On the other hand, for people like Mr. Mark Lich, I’d be tempted to make an exception. Mr. Lich’s ignorance and apparent bigotry, as expressed in his letter to the editor (printed12/12), was so disturbing I feel absolutely compelled to dispute him.
The worst kind of bigotry is the insidious kind. And insidious bigotry and racism is largely what remains in our country. A mixed response to our society’s efforts over the past half century. Most (but only most) of the overt stuff has been successfully suppressed, fortunately.
If you need an example of insidious bigotry, I suggest you read Mr. Lich’s exposition.
Firstly, Mr. Lich, educating poor, ignorant children is actually far cheaper than not. Anyone who doesn’t realize that has probably been reading comic books for the past 20 years. I’m sorry that your wallet feels strained by these poor, brown-skinned munchkins, but you may wish to remember that universal education is a basic American principle. It is part of our democratic and inclusive philosophy and has been so since the early part of the 19th century (see Webster of Massachusetts). And every state, once advanced beyond frontier barbarism, has passed laws ensuring all our children an education and a chance to escape the stoop and factory work that characterizes the world Mr. Lich obviously thinks might save him a buck.
This distinction between “immigrants” and “undocumented workers” is as specious as it gets. Does anyone believe that most newly arrived immigrants, legal or not, pay taxes? How many immigrants have you met that are up and running and prosperous within any few years after immigration? A few? One?

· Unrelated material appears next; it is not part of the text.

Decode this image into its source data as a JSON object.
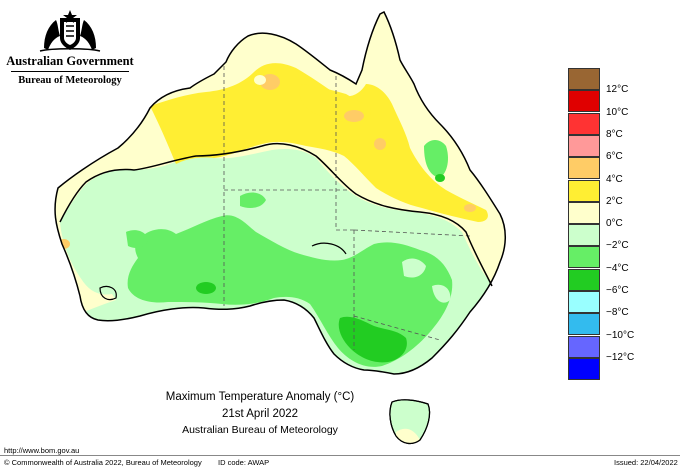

How many undocumented workers become immigrants, then citizens, then significant contributors? Once they learn to read English, of course.
Secondly, we are not Mexico or Honduras. This is the USA precisely because we try harder than they do and we have the resources. And because we educate our children regardless of race, religion or economic circumstance. Or perhaps Mr. Lich thinks we should allow them to commute to school there? Or should they be back in the fields alongside their parents, as was the case up to the ’70s, and in too many cases still is?
To even hint we should deprive children of a chance at a decent life because of their parents’ unfortunate circumstance is flat out despicable.
Mr. Lich, and every one of us, enjoys the fruits of the labor of undocumented workers. Without them, the crops wouldn’t get in; firewood wouldn’t be delivered; houses, hotels and condos would go uncleaned.
Without them, every single one of us would notice a significant increase in our cost of living. Every day, in a thousand ways, we all rely on these people to make our lives more comfortable, more prosperous. And we pay them a pittance.
To suggest that we demean their circumstance even more by removing the chance of educating their children is somewhere between mean (in the economic sense) and shameful (in every other sense).
To suggest we should abandon our country’s longstanding commitment to universal education for all to save a short-term buck demonstrates that Mr. Lich not only has no understanding of basic economics but he is so wrapped up in his own deeply buried prejudices, he’s forgotten his ninth grade civics course.
I don’t even have children. Yet I pay my taxes without complaint, fully aware that they go wholly to educate other people’s kids, and I don’t give a damn whose kids they are. Kids are kids and they are sacred. I pay because I must, but I don’t complain for a very simple reason. Education is the only cure to the ills of the world.
Educating people is cheaper than welfare programs, prison and crime prevention and the myriad ills that afflict the ignorant. And that the rest of society pays for. These children will eventually be among us. Or do you think, perhaps, that they will slink quietly away from the land of milk and honey?
What kinds of neighbors do you want your kids to have 20 years from now?
Mr. Lich, you have the right to say anything you want. We all have the right to make a fool of ourselves in public. Next time, though, perhaps you might wish to reacquaint yourself with the basic ideas of America and maybe get some economics 101 under your belt.
As for the Daily, this blind commitment to the First Amendment doesn’t really bind you to print thinly disguised bigotry. Did anybody read this, or think about it before you went to press? The First Amendment isn’t any longer intended to protect bigotry, no matter how insidiously couched.